Construction d’une école à 3,6 millions USD : « Marcellin Bilomba et toi aussi ? »

 

Marcellin Bilomba, conseiller économique du Chef de l’État a franchi le Rubicon lorsqu’il veut prendre la défense sur la construction d’une école à 3,6 millions de dollars à Mbuji Mayi. Sa position contre Ngoyi Kasanji a surpris plus d’un.


Dans une vidéo sur la toile, l’homme s’attaque ouvertement au député Ngoyi Kasanji pour avoir dénoncé le coup exorbitant des travaux.

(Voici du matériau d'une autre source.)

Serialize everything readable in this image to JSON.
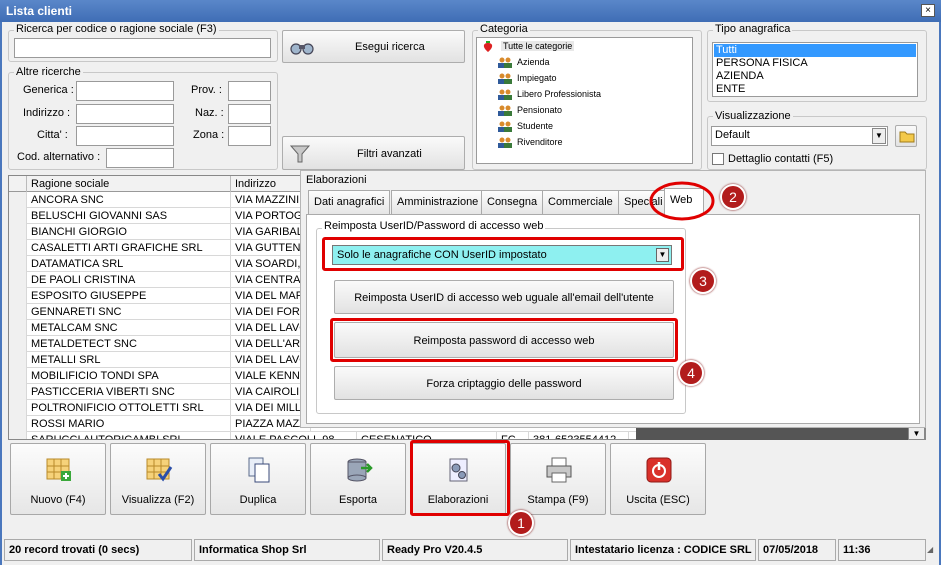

Aussi étonnant que cela puisse paraître, celui qui se vantait lors du procès 100 jours, d’avoir fait des études « là où on n’achète pas les diplômes et qu’il produisait 50 notes techniques par jour à la présidence » n’apporte aucune preuve qui puisse mettre dos contre mur l’ancien gouverneur du Kasaï-Oriental Ngoyi Kasanji en dehors des attaques personnelles allant jusqu’à dénigrer sa qualité de juriste pour avoir obtenu son diplôme récemment.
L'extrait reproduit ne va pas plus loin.